C'è stato un tempo in cui i Fichi d'India erano l'espressione più autentica della risata generosa, anche facile ma senza che questo comporti alcun tipo di diminuzione. C'è stato un tempo in cui i Fichi d'India riempivano le sale, sbigliettavano ed entravano – volente o nolente – nelle discussioni di tutti, specialmente durante le feste di Natale, a tavola come nei salotti, parlando con quello zio che proprio non riesce a smettere di ridere o con quel fratellone un po' più snob che a un cinepanettone preferiva sempre – preda dell'esterofilia – le commedie americane; anteporre "Una settimana da Dio" a "Natale in India", "What Women Want" a "Merry Christmas".
Eppure i Fichi d'India erano tanto amati. Il momento in cui lo sfortunato maledetto evento ha tagliato di netto la possibilità che Bruno Arena e Max Cavallari tornassero in scena è conciso con il momento in cui la nostalgia per tutte le risate, tutte le chiacchiere, tutte le digressioni sul valore assoluto della loro comicità – alto, altissimo, basso o bassissimo, a chi importa? – aveva già preso il sopravvento. La morte di Bruno Arena ha definitivamente trasformato quelle scene, quei tormentoni, in un ricordo. Il pubblico non a caso è sovrano e si è riversato come un'allegoria sull'ultima foto che ritrae i Fichi d'India insieme. È tutto pubblico pagante sotto forma di un commento. È celebrazione di un'amicizia. È confessione: "Mi avete sempre fatto ridere. Mi avete aiutato a trovare il sorriso anche nei momenti tristi".

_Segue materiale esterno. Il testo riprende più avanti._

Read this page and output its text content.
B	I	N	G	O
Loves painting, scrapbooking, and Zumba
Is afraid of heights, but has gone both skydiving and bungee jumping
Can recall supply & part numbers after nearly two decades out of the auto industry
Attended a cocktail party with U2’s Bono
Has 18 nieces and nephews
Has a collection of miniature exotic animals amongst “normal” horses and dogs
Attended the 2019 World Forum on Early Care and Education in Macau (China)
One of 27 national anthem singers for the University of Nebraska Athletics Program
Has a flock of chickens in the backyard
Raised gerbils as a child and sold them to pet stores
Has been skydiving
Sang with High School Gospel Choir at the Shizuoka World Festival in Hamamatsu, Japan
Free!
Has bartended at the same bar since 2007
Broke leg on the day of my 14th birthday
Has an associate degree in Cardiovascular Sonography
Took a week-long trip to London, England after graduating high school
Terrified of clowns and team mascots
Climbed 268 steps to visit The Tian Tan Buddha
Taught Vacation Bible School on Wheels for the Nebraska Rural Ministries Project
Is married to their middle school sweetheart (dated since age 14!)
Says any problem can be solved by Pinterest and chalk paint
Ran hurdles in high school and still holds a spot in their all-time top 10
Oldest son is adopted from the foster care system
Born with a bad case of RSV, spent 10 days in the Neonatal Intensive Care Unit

Ché alla fine a questo servono i comici, anche quando se vivono colpiti dall'eterno pregiudizio sulla commedia in generale, lo stesso pregiudizio che c'è in tutte le cose. Chi nella vita cerca sempre una posa, cerca sempre di darsi un tono, difficilmente ammetterà agli altri e a se stesso di aver lasciato andare una risata, anche solo per errore, guardando quei due folletti strani avvolgersi le mascelle con quel "amici, ahrarara".